Tests performed using quartz plates and infra red sensors located in the plenum area beneath an NHRA Pro-Stock engine revealed an intake manifold temperature drop on a 85 degree day of almost 20 degrees as a result of the the carburetor creating this effect.
So when your neighbor with EFI is ingesting 85 degree air, your power-plant could be ingesting 65 degree air.
That's a nice advantage.
But let's not skip over the atomization advantage. In a high end designed carburetor the fuel is emulsed to lift it. Its a controlled froth. I won't kid you, it's very difficult to control. Its much easier to build a carburetor that operates on a vacuum to ratio concept. But the fogging advantage is gone. So when a customer asks, why is this carburetor more expensive than that builders carburetor as they look basically the same. Most of it is all in the emulsion package and the time spent flowing it and tweaking it to do its job. Remember in a high emulsion design .001 of an inch is a big deal. They're difficult to balance and require sophisticated equipment that many shops have never seen. Also, don't go poking things into the metering block passages to inspect them or look around. You might just lose 10 lbs of torque.
The disadvantage of carburetors used to be restriction. I remember back 20 years ago before booster technology really took off you had to size carburetors to operate on 1-2 inches of vacuum in the plenum at the starting line. The restriction alone was probably costing these engines a 2-3 percent power loss.

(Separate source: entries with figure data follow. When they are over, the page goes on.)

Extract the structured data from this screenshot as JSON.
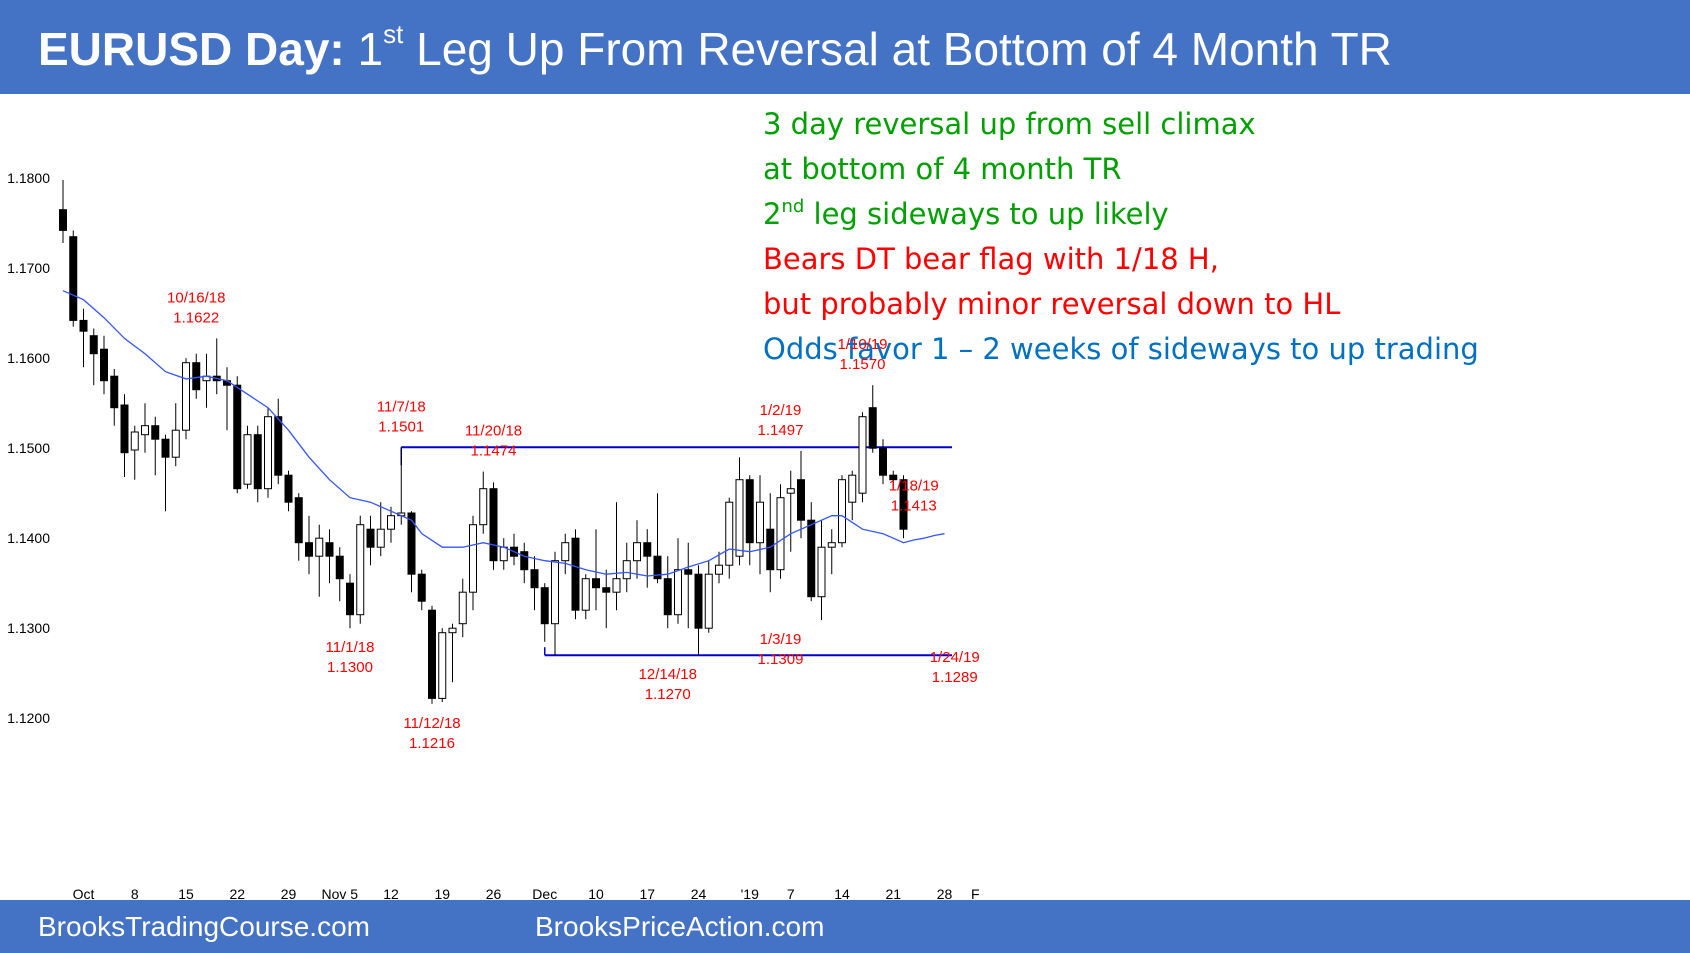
{
  "header": {
    "title_bold": "EURUSD Day:",
    "title_pre": "1",
    "title_sup": "st",
    "title_rest": "Leg Up From Reversal at Bottom of 4 Month TR"
  },
  "notes": {
    "line1": "3 day reversal up from sell climax",
    "line2": "at bottom of 4 month TR",
    "line3_pre": "2",
    "line3_sup": "nd",
    "line3_rest": " leg sideways to up likely",
    "line4": "Bears DT bear flag with 1/18 H,",
    "line5": "but probably minor reversal down to HL",
    "line6": "Odds favor 1 – 2 weeks of sideways to up trading"
  },
  "footer": {
    "left": "BrooksTradingCourse.com",
    "right": "BrooksPriceAction.com"
  },
  "colors": {
    "banner": "#4472c4",
    "bull_note": "#00a000",
    "bear_note": "#ff0000",
    "neutral_note": "#0070c0",
    "annotation": "#ff0000",
    "range_line": "#0000cc",
    "ema_line": "#3355ff"
  },
  "chart_data": {
    "type": "candlestick",
    "title": "",
    "xlabel": "",
    "ylabel": "",
    "ylim": [
      1.1175,
      1.1845
    ],
    "y_ticks": [
      "1.1200",
      "1.1300",
      "1.1400",
      "1.1500",
      "1.1600",
      "1.1700",
      "1.1800"
    ],
    "x_ticks": [
      {
        "label": "Oct",
        "i": 2
      },
      {
        "label": "8",
        "i": 7
      },
      {
        "label": "15",
        "i": 12
      },
      {
        "label": "22",
        "i": 17
      },
      {
        "label": "29",
        "i": 22
      },
      {
        "label": "Nov 5",
        "i": 27
      },
      {
        "label": "12",
        "i": 32
      },
      {
        "label": "19",
        "i": 37
      },
      {
        "label": "26",
        "i": 42
      },
      {
        "label": "Dec",
        "i": 47
      },
      {
        "label": "10",
        "i": 52
      },
      {
        "label": "17",
        "i": 57
      },
      {
        "label": "24",
        "i": 62
      },
      {
        "label": "'19",
        "i": 67
      },
      {
        "label": "7",
        "i": 71
      },
      {
        "label": "14",
        "i": 76
      },
      {
        "label": "21",
        "i": 81
      },
      {
        "label": "28",
        "i": 86
      },
      {
        "label": "F",
        "i": 89
      }
    ],
    "candles": [
      {
        "o": 1.1765,
        "h": 1.1798,
        "l": 1.1728,
        "c": 1.1742
      },
      {
        "o": 1.1735,
        "h": 1.1742,
        "l": 1.1635,
        "c": 1.1642
      },
      {
        "o": 1.1642,
        "h": 1.1655,
        "l": 1.159,
        "c": 1.163
      },
      {
        "o": 1.1625,
        "h": 1.1633,
        "l": 1.157,
        "c": 1.1605
      },
      {
        "o": 1.161,
        "h": 1.1625,
        "l": 1.156,
        "c": 1.1575
      },
      {
        "o": 1.158,
        "h": 1.1588,
        "l": 1.1525,
        "c": 1.1545
      },
      {
        "o": 1.1548,
        "h": 1.156,
        "l": 1.1468,
        "c": 1.1495
      },
      {
        "o": 1.1498,
        "h": 1.1525,
        "l": 1.1465,
        "c": 1.1518
      },
      {
        "o": 1.1515,
        "h": 1.155,
        "l": 1.1495,
        "c": 1.1525
      },
      {
        "o": 1.1525,
        "h": 1.1535,
        "l": 1.147,
        "c": 1.151
      },
      {
        "o": 1.151,
        "h": 1.1515,
        "l": 1.143,
        "c": 1.149
      },
      {
        "o": 1.149,
        "h": 1.155,
        "l": 1.148,
        "c": 1.152
      },
      {
        "o": 1.152,
        "h": 1.16,
        "l": 1.151,
        "c": 1.1595
      },
      {
        "o": 1.1595,
        "h": 1.1605,
        "l": 1.1555,
        "c": 1.1565
      },
      {
        "o": 1.1575,
        "h": 1.1605,
        "l": 1.1545,
        "c": 1.158
      },
      {
        "o": 1.158,
        "h": 1.1622,
        "l": 1.156,
        "c": 1.1575
      },
      {
        "o": 1.1575,
        "h": 1.159,
        "l": 1.152,
        "c": 1.157
      },
      {
        "o": 1.157,
        "h": 1.158,
        "l": 1.145,
        "c": 1.1455
      },
      {
        "o": 1.146,
        "h": 1.1525,
        "l": 1.1455,
        "c": 1.1515
      },
      {
        "o": 1.1515,
        "h": 1.1525,
        "l": 1.144,
        "c": 1.1455
      },
      {
        "o": 1.1455,
        "h": 1.1545,
        "l": 1.1445,
        "c": 1.1535
      },
      {
        "o": 1.1535,
        "h": 1.1555,
        "l": 1.146,
        "c": 1.147
      },
      {
        "o": 1.147,
        "h": 1.1475,
        "l": 1.143,
        "c": 1.144
      },
      {
        "o": 1.1445,
        "h": 1.145,
        "l": 1.1375,
        "c": 1.1395
      },
      {
        "o": 1.1395,
        "h": 1.1425,
        "l": 1.136,
        "c": 1.138
      },
      {
        "o": 1.138,
        "h": 1.1415,
        "l": 1.1335,
        "c": 1.14
      },
      {
        "o": 1.1395,
        "h": 1.141,
        "l": 1.135,
        "c": 1.138
      },
      {
        "o": 1.138,
        "h": 1.139,
        "l": 1.133,
        "c": 1.1355
      },
      {
        "o": 1.135,
        "h": 1.136,
        "l": 1.13,
        "c": 1.1315
      },
      {
        "o": 1.1315,
        "h": 1.1425,
        "l": 1.1305,
        "c": 1.1415
      },
      {
        "o": 1.141,
        "h": 1.1425,
        "l": 1.137,
        "c": 1.139
      },
      {
        "o": 1.139,
        "h": 1.144,
        "l": 1.138,
        "c": 1.141
      },
      {
        "o": 1.141,
        "h": 1.1435,
        "l": 1.1395,
        "c": 1.1425
      },
      {
        "o": 1.1425,
        "h": 1.1501,
        "l": 1.1415,
        "c": 1.1428
      },
      {
        "o": 1.1428,
        "h": 1.143,
        "l": 1.134,
        "c": 1.136
      },
      {
        "o": 1.136,
        "h": 1.1365,
        "l": 1.132,
        "c": 1.133
      },
      {
        "o": 1.132,
        "h": 1.1325,
        "l": 1.1216,
        "c": 1.1222
      },
      {
        "o": 1.1222,
        "h": 1.13,
        "l": 1.1218,
        "c": 1.1295
      },
      {
        "o": 1.1295,
        "h": 1.1305,
        "l": 1.124,
        "c": 1.13
      },
      {
        "o": 1.1305,
        "h": 1.1355,
        "l": 1.129,
        "c": 1.134
      },
      {
        "o": 1.134,
        "h": 1.1425,
        "l": 1.132,
        "c": 1.1415
      },
      {
        "o": 1.1415,
        "h": 1.1474,
        "l": 1.1405,
        "c": 1.1455
      },
      {
        "o": 1.1455,
        "h": 1.1462,
        "l": 1.1365,
        "c": 1.1375
      },
      {
        "o": 1.1375,
        "h": 1.14,
        "l": 1.1365,
        "c": 1.139
      },
      {
        "o": 1.139,
        "h": 1.1405,
        "l": 1.137,
        "c": 1.138
      },
      {
        "o": 1.1385,
        "h": 1.1395,
        "l": 1.135,
        "c": 1.1365
      },
      {
        "o": 1.1365,
        "h": 1.138,
        "l": 1.132,
        "c": 1.1345
      },
      {
        "o": 1.1345,
        "h": 1.135,
        "l": 1.1285,
        "c": 1.1305
      },
      {
        "o": 1.1305,
        "h": 1.1385,
        "l": 1.127,
        "c": 1.1375
      },
      {
        "o": 1.1375,
        "h": 1.1405,
        "l": 1.136,
        "c": 1.1395
      },
      {
        "o": 1.14,
        "h": 1.141,
        "l": 1.131,
        "c": 1.132
      },
      {
        "o": 1.132,
        "h": 1.136,
        "l": 1.131,
        "c": 1.1355
      },
      {
        "o": 1.1355,
        "h": 1.141,
        "l": 1.132,
        "c": 1.1345
      },
      {
        "o": 1.1345,
        "h": 1.1365,
        "l": 1.13,
        "c": 1.134
      },
      {
        "o": 1.134,
        "h": 1.144,
        "l": 1.132,
        "c": 1.1355
      },
      {
        "o": 1.1355,
        "h": 1.1395,
        "l": 1.134,
        "c": 1.1375
      },
      {
        "o": 1.1375,
        "h": 1.142,
        "l": 1.1355,
        "c": 1.1395
      },
      {
        "o": 1.1395,
        "h": 1.141,
        "l": 1.1345,
        "c": 1.138
      },
      {
        "o": 1.138,
        "h": 1.145,
        "l": 1.135,
        "c": 1.1355
      },
      {
        "o": 1.1355,
        "h": 1.138,
        "l": 1.13,
        "c": 1.1315
      },
      {
        "o": 1.1315,
        "h": 1.14,
        "l": 1.1305,
        "c": 1.1365
      },
      {
        "o": 1.1365,
        "h": 1.1395,
        "l": 1.13,
        "c": 1.136
      },
      {
        "o": 1.136,
        "h": 1.137,
        "l": 1.127,
        "c": 1.13
      },
      {
        "o": 1.13,
        "h": 1.1375,
        "l": 1.1295,
        "c": 1.136
      },
      {
        "o": 1.136,
        "h": 1.1385,
        "l": 1.135,
        "c": 1.137
      },
      {
        "o": 1.137,
        "h": 1.1445,
        "l": 1.1355,
        "c": 1.144
      },
      {
        "o": 1.138,
        "h": 1.149,
        "l": 1.137,
        "c": 1.1465
      },
      {
        "o": 1.1465,
        "h": 1.147,
        "l": 1.137,
        "c": 1.1395
      },
      {
        "o": 1.1395,
        "h": 1.147,
        "l": 1.136,
        "c": 1.144
      },
      {
        "o": 1.141,
        "h": 1.145,
        "l": 1.134,
        "c": 1.1365
      },
      {
        "o": 1.1365,
        "h": 1.146,
        "l": 1.1355,
        "c": 1.1445
      },
      {
        "o": 1.145,
        "h": 1.1475,
        "l": 1.1385,
        "c": 1.1455
      },
      {
        "o": 1.1465,
        "h": 1.1497,
        "l": 1.14,
        "c": 1.142
      },
      {
        "o": 1.142,
        "h": 1.144,
        "l": 1.133,
        "c": 1.1335
      },
      {
        "o": 1.1335,
        "h": 1.142,
        "l": 1.1309,
        "c": 1.139
      },
      {
        "o": 1.139,
        "h": 1.141,
        "l": 1.136,
        "c": 1.1395
      },
      {
        "o": 1.1395,
        "h": 1.147,
        "l": 1.139,
        "c": 1.1465
      },
      {
        "o": 1.144,
        "h": 1.1475,
        "l": 1.142,
        "c": 1.147
      },
      {
        "o": 1.145,
        "h": 1.154,
        "l": 1.144,
        "c": 1.1535
      },
      {
        "o": 1.1545,
        "h": 1.157,
        "l": 1.1495,
        "c": 1.15
      },
      {
        "o": 1.15,
        "h": 1.151,
        "l": 1.146,
        "c": 1.147
      },
      {
        "o": 1.147,
        "h": 1.1475,
        "l": 1.1455,
        "c": 1.1465
      },
      {
        "o": 1.1465,
        "h": 1.147,
        "l": 1.14,
        "c": 1.141
      }
    ],
    "ema": {
      "name": "",
      "points": [
        [
          0,
          1.1675
        ],
        [
          2,
          1.1665
        ],
        [
          4,
          1.1645
        ],
        [
          6,
          1.1622
        ],
        [
          8,
          1.1605
        ],
        [
          10,
          1.1585
        ],
        [
          12,
          1.1577
        ],
        [
          14,
          1.158
        ],
        [
          16,
          1.1575
        ],
        [
          18,
          1.156
        ],
        [
          20,
          1.1545
        ],
        [
          22,
          1.152
        ],
        [
          24,
          1.149
        ],
        [
          26,
          1.1465
        ],
        [
          28,
          1.1445
        ],
        [
          30,
          1.144
        ],
        [
          32,
          1.143
        ],
        [
          34,
          1.142
        ],
        [
          35,
          1.1405
        ],
        [
          37,
          1.139
        ],
        [
          39,
          1.139
        ],
        [
          41,
          1.1395
        ],
        [
          43,
          1.139
        ],
        [
          45,
          1.138
        ],
        [
          47,
          1.1375
        ],
        [
          49,
          1.1372
        ],
        [
          51,
          1.1365
        ],
        [
          53,
          1.136
        ],
        [
          55,
          1.1362
        ],
        [
          57,
          1.1358
        ],
        [
          59,
          1.136
        ],
        [
          61,
          1.1368
        ],
        [
          63,
          1.1375
        ],
        [
          65,
          1.1388
        ],
        [
          67,
          1.1385
        ],
        [
          69,
          1.139
        ],
        [
          71,
          1.1405
        ],
        [
          73,
          1.1415
        ],
        [
          75,
          1.1425
        ],
        [
          76,
          1.1425
        ],
        [
          78,
          1.141
        ],
        [
          80,
          1.1405
        ],
        [
          81,
          1.14
        ],
        [
          82,
          1.1395
        ],
        [
          83,
          1.1398
        ],
        [
          84,
          1.14
        ],
        [
          85,
          1.1403
        ],
        [
          86,
          1.1405
        ]
      ]
    },
    "ranges": [
      {
        "from": 33,
        "to": 96,
        "y": 1.1501
      },
      {
        "from": 47,
        "to": 96,
        "y": 1.127
      }
    ],
    "annotations": [
      {
        "i": 13,
        "y": 1.1622,
        "date": "10/16/18",
        "value": "1.1622",
        "pos": "above"
      },
      {
        "i": 33,
        "y": 1.1501,
        "date": "11/7/18",
        "value": "1.1501",
        "pos": "above"
      },
      {
        "i": 42,
        "y": 1.1474,
        "date": "11/20/18",
        "value": "1.1474",
        "pos": "above"
      },
      {
        "i": 28,
        "y": 1.13,
        "date": "11/1/18",
        "value": "1.1300",
        "pos": "below"
      },
      {
        "i": 36,
        "y": 1.1216,
        "date": "11/12/18",
        "value": "1.1216",
        "pos": "below"
      },
      {
        "i": 59,
        "y": 1.127,
        "date": "12/14/18",
        "value": "1.1270",
        "pos": "below"
      },
      {
        "i": 70,
        "y": 1.1497,
        "date": "1/2/19",
        "value": "1.1497",
        "pos": "above"
      },
      {
        "i": 70,
        "y": 1.1309,
        "date": "1/3/19",
        "value": "1.1309",
        "pos": "below"
      },
      {
        "i": 78,
        "y": 1.157,
        "date": "1/10/19",
        "value": "1.1570",
        "pos": "above"
      },
      {
        "i": 83,
        "y": 1.1413,
        "date": "1/18/19",
        "value": "1.1413",
        "pos": "above"
      },
      {
        "i": 87,
        "y": 1.1289,
        "date": "1/24/19",
        "value": "1.1289",
        "pos": "below"
      }
    ]
  }
}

Tests we performed at Sonny's racing 5 years ago showed us numbers of about .6 in the plenum and spikes of about 1.1 to 1.3 in the runner at the finish-line. That's a pretty huge decrease and just for dynos sake when we built carburetors large enough to reduce this number by on average 40 percent we saw an increase of only about 3-5 horsepower on an IHRA Pro-Stocker. SO that advantage for EFI is now also gone.
Now that these same engines can operate on as little as .5 hg of vacuum at the starting line and only 1-1.2 at the finish-line, the restriction is nil. Really it all comes down to getting the air to fuel ratio correct. If a carburetor can do that, it should win the race every time. After all, by design, it's a superior emulsion machine.
Quote:
Originally Posted by olddog
Bill I likely agree with you on more things than I would disagree.
I take it that your point of view is that if the air fuel ratio is 12.5:1, it makes absolutely no differance how it got there. The fuel system is irrelevant. All that matters is how good an air pump is the engine. Not trying to put words in your mouth, but that is my interpretation of what you said.
If you could conveniently totally seperate AFR and flow, I would absolutely agree. However the fuel delivery can affect the air flow into the pump (engine). Look at a dual plane verses a signle plane intake or what a carb spacer can do to flow. Now is it so hard to fathem that where the fuel is introduced could impact how much air can flow into the engine?
Last I was on Edelbrocks web site they were advertising several of their engines with both carb and EFI, and they claimed the EFI version would make more Hp. Ridiculous I guess.
Edit: I just checked Edelbrocks site and it no longer lists different Hp for carb verses EFI. Don't know what to make of that.
Edit 2: Well it depends on how you get there. If you look at the chevy 555 cid Pat Musi engine 650 hp is the carb version and 675 hp is the EFI version. Same cam and heads. Different induction systems. EFI torque looks to be higher both low and high rpms. Both engines peak 650 lb-ft @4500 rpm.